今回は、賃貸オフィス・賃貸事務所の賃貸借契約書にも記載されている善管注意義務について解説します。
【目次】
1.善管注意義務とは「善良なる管理者の注意義務」のこと
2.善管注意義務の違反となるケースの例
3.原状回復義務との関連性
4.今回のまとめ
善管注意義務とは「善良なる管理者の注意義務」のこと
善管注意義務とは「善良なる管理者の注意義務」を略したもので、民法400条「特定物の引渡しの場合の注意義務」中に出てくる言葉です。
同条項の内容を賃貸オフィス・賃貸事務所に当てはめた場合、「借主は、社会通念に照らして一般的に要求されるレベルの注意を払って物件を使用しなくてはならない」と解釈されます。要約すれば「借りている物件は大切に使いましょう」ということです。
善管注意義務の違反となるケースの例
善管注意義務の違反となるケースの例には、たとえば次のようなものが考えられるでしょう。

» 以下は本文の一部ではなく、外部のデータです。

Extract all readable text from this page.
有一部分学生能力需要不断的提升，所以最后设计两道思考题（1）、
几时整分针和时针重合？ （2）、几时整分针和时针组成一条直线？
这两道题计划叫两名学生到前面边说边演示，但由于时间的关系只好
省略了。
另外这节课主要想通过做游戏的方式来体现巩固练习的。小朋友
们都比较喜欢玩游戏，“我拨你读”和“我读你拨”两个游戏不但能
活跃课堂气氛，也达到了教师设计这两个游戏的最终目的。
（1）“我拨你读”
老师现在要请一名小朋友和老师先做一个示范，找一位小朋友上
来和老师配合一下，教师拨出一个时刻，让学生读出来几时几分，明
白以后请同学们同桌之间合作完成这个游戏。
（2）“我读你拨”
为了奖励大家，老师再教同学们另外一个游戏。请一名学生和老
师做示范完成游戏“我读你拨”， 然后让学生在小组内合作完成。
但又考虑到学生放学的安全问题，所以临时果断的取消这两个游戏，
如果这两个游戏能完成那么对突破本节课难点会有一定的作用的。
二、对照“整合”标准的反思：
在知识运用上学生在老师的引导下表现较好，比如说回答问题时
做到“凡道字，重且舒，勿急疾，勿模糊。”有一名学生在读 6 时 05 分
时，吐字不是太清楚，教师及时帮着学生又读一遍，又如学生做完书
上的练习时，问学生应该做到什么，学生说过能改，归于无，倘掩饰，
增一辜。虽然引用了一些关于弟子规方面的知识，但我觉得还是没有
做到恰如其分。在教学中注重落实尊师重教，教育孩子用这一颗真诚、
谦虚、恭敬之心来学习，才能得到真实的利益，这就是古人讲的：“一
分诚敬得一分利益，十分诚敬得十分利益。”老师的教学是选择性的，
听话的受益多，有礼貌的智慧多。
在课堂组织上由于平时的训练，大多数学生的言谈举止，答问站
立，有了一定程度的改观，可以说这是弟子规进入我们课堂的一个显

雨が吹き込んで濡れた場所を放置したため、カビが生えた
開けていた窓から雨が吹き込んで、窓周辺が水浸しになってしまうことがあるかもしれません。壁や床がひどく濡れてしまっていると気づいたのであれば、水気を拭き取るなど何らかの処置を行うのは注意義務の範囲と考えられます。濡れに気づいていたにもかかわらず放っておき、結果的に周囲の床や壁にカビが生えてしまった場合、注意義務違反となります。
水漏れを放置したため、階下の物件の天井にシミができた
給湯室の配管などからの水漏れが起きた場合、使用方法に問題があったのでない限り、借主負担で修理する必要はありません。しかし、水漏れが起きたことの貸主(あるいは管理会社)への連絡は、借主としての義務です。水漏れの事実を知りながら連絡せずに放置し、その結果階下に損害をもたらしたのであれば、注意義務違反となります。
蝶番が外れかかった状態のままドアを使用し続けたため、ドア枠が破損した
ドアの蝶番のネジが緩んで外れかかっていた場合、貸主(あるいは管理会社)に知らせるなり、自らネジを締め直すなりするのは注意義務の範囲と考えられます。外れかかっていると気づいていながら放置し、結果的に過剰な力のかかったドア枠が破損してしまった場合、注意義務違反となるでしょう。
原状回復義務との関連性
居住用物件の場合、借主が負う原状回復義務の範囲は、注意義務を怠ったことが原因で損耗させてしまった箇所に限定されます。しかし、事業用物件では、原状回復が求められる範囲は契約時にあらかじめ定められています。つまり、ごく普通に利用していた中での損耗(壁紙の退色やカーペットの摩耗など)は注意義務違反が原因ではありませんが、そうした損耗も含め原状回復する旨が契約書に明記されていれば、原状回復しなくてはなりません。
今回のまとめ
善管注意義務は、借りている物件に対し、一般的に期待される程度の注意を払うよう求めるものです。借り物である賃貸オフィス・賃貸事務所を大切に利用している限り、違反となってしまうようなことは通常ないと考えられますが、問題や異状があれば貸主にきちんと連絡するなどの配慮は必要でしょう。